Danyelle Tyler is a Midland resident that said the commute does not stop her or many other members that travel from areas such as Pecos or Seminole from attending the group meetings. She said the greatest resource MOPS gives is just having a community of mothers that are going through some of the same struggles together, which she said fosters an environment of understanding and support.

“I started going about two years ago when I moved to Odessa from New Mexico,” Ashton Ballard, an Andrews resident, said.

Ballard became pregnant with her second child after joining MOPS.

“I had went in for a regular ultrasound and found out that my baby wasn’t getting a good blood flow so I got put on bed rest right there for 2 weeks,” Ballard said.

She said a MOPS member either came to visit her in the hospital or called her every day. After her child’s birth, Ballard was released from the hospital but her child needed to remain in the Neonatal Intensive Care Unit. Ballard said MOPS members stepped up again and brought her meals and drove with her to visits to the hospital.

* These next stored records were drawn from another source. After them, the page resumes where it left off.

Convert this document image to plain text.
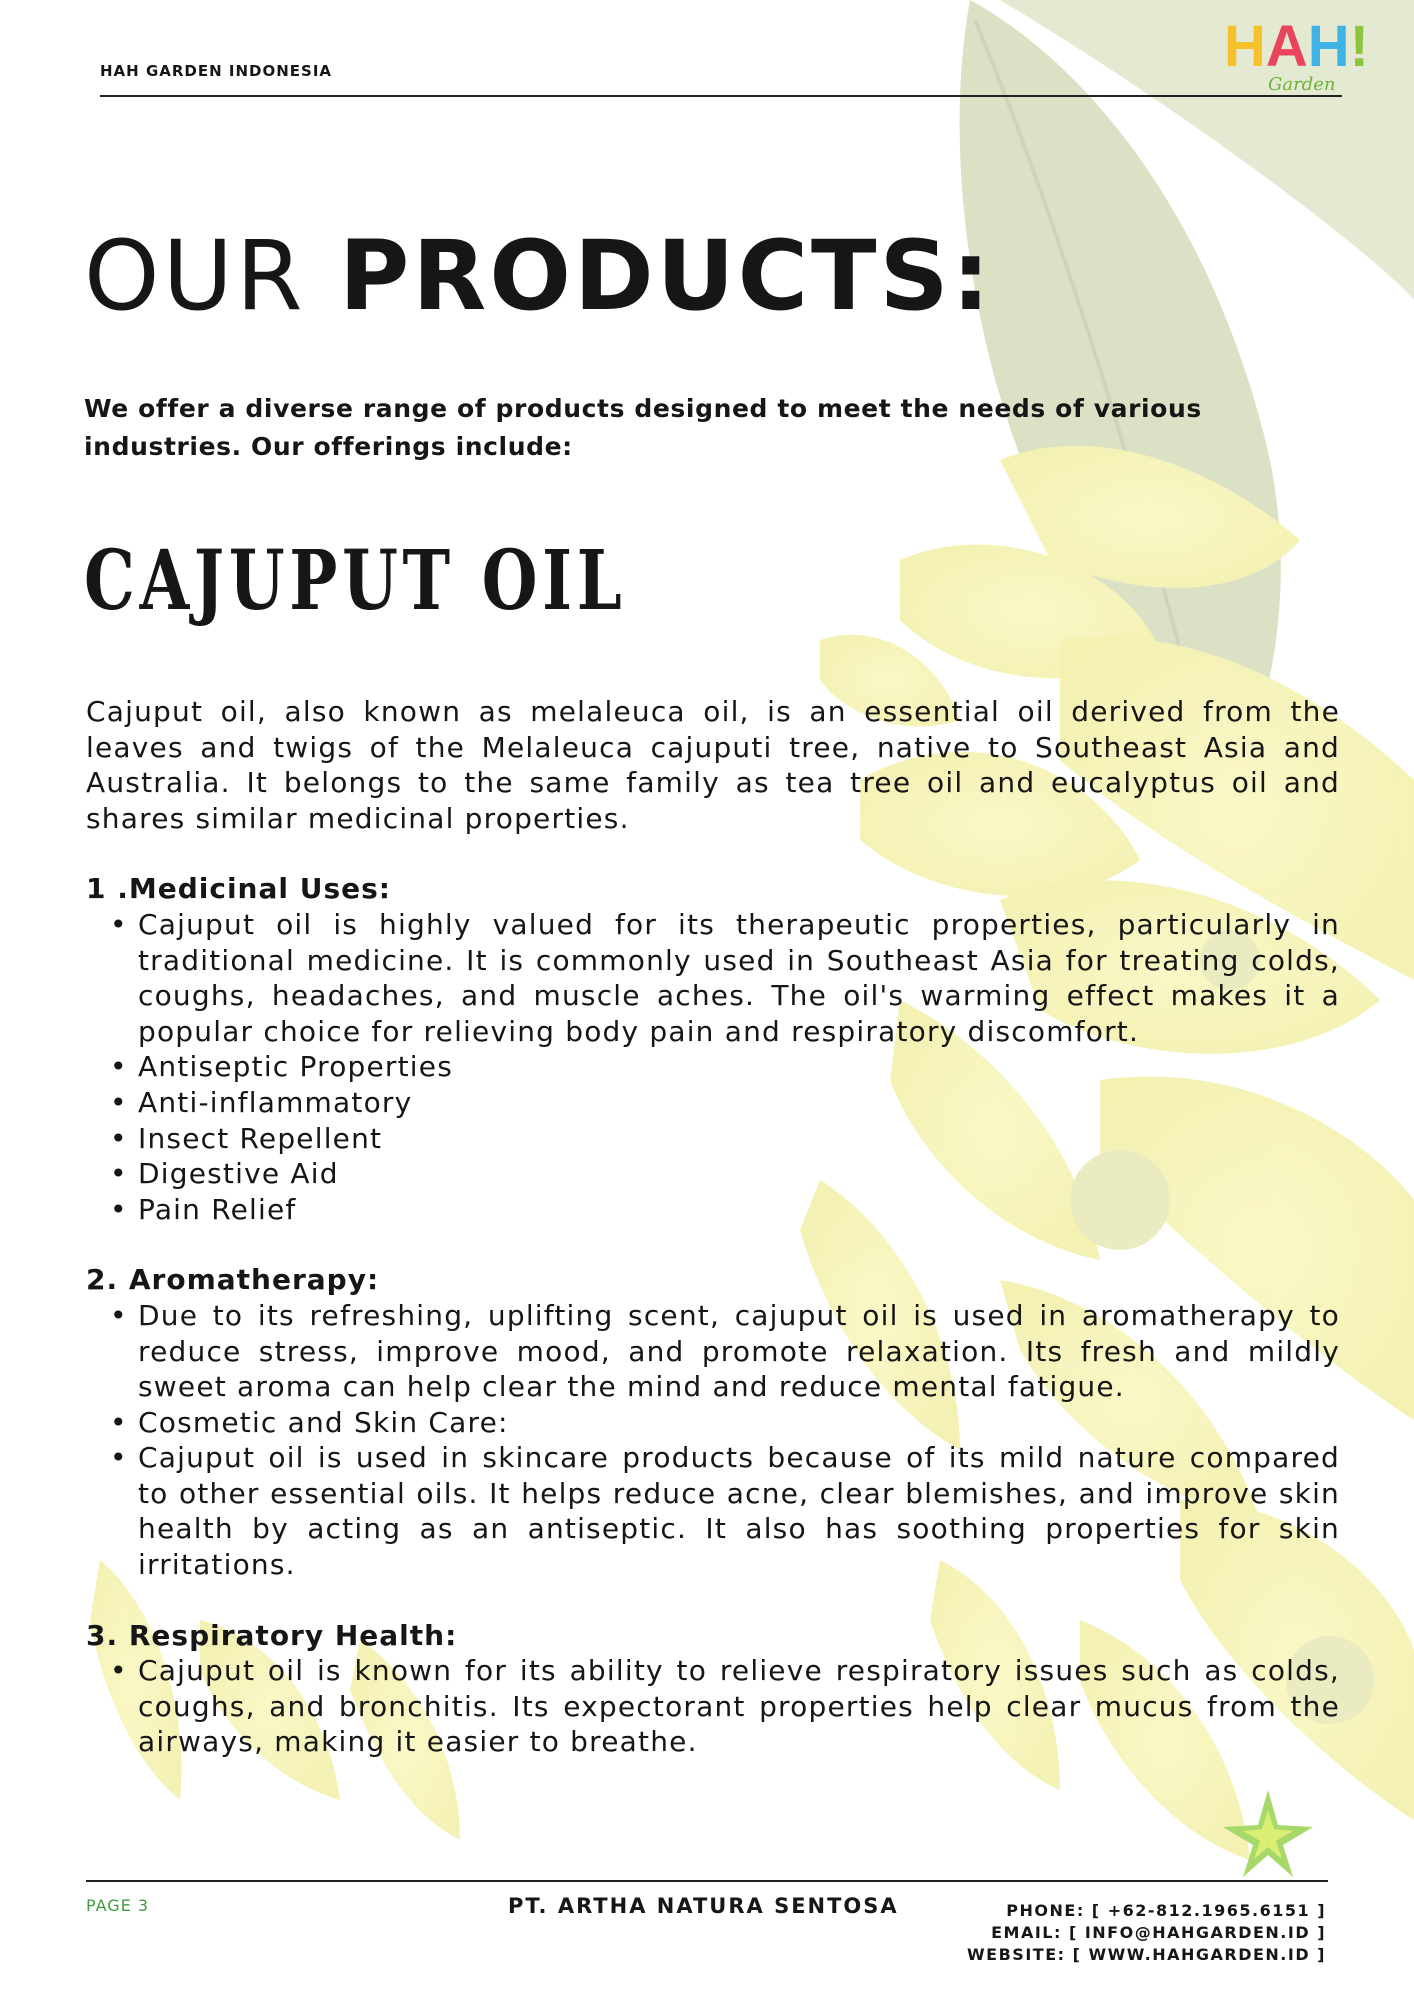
HAH GARDEN INDONESIA	HAH!
Garden
OUR PRODUCTS:
We offer a diverse range of products designed to meet the needs of various industries. Our offerings include:
CAJUPUT OIL

Cajuput oil, also known as melaleuca oil, is an essential oil derived from the leaves and twigs of the Melaleuca cajuputi tree, native to Southeast Asia and Australia. It belongs to the same family as tea tree oil and eucalyptus oil and shares similar medicinal properties.

1 .Medicinal Uses:

• Cajuput oil is highly valued for its therapeutic properties, particularly in traditional medicine. It is commonly used in Southeast Asia for treating colds, coughs, headaches, and muscle aches. The oil's warming effect makes it a popular choice for relieving body pain and respiratory discomfort.
• Antiseptic Properties
• Anti-inflammatory
• Insect Repellent
• Digestive Aid
• Pain Relief

2. Aromatherapy:

• Due to its refreshing, uplifting scent, cajuput oil is used in aromatherapy to reduce stress, improve mood, and promote relaxation. Its fresh and mildly sweet aroma can help clear the mind and reduce mental fatigue.
• Cosmetic and Skin Care:
• Cajuput oil is used in skincare products because of its mild nature compared to other essential oils. It helps reduce acne, clear blemishes, and improve skin health by acting as an antiseptic. It also has soothing properties for skin irritations.

3. Respiratory Health:

• Cajuput oil is known for its ability to relieve respiratory issues such as colds, coughs, and bronchitis. Its expectorant properties help clear mucus from the airways, making it easier to breathe.
PAGE 3	PT. ARTHA NATURA SENTOSA	PHONE: [ +62-812.1965.6151 ]
EMAIL: [ INFO@HAHGARDEN.ID ]
WEBSITE: [ WWW.HAHGARDEN.ID ]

“I felt so much love from that group,” Ballard said. “The fact that it’s more than just a place to go it was a family that really just helped me out a lot. I have no family here…with all that I went through I could have easily fallen apart.”

MOPS members said takeaways from the meetings include everything from children’s bedtime routine tips to advice for postpartum depression and how to process feelings of isolation.

“A lot of times as parents you feel the stress that you’re not good enough, that you’re not doing enough for your kid or that you just don’t put enough time into you,” Tyler said. “You’re so busy putting all of your time into your kid that there’s nothing left for you.”

Every year MOPS chooses a theme to embrace an idea that they want to share with members.

“This year the theme is finding your fire and it’s all about being brave, finding what you’re passionate about and then doing it well and helping others to light their fire,” Griffin said.

Griffin said MOPS believes that mothers are really powerful, and empowering a mother with resources and companionship has lasting effects that extend beyond the individual.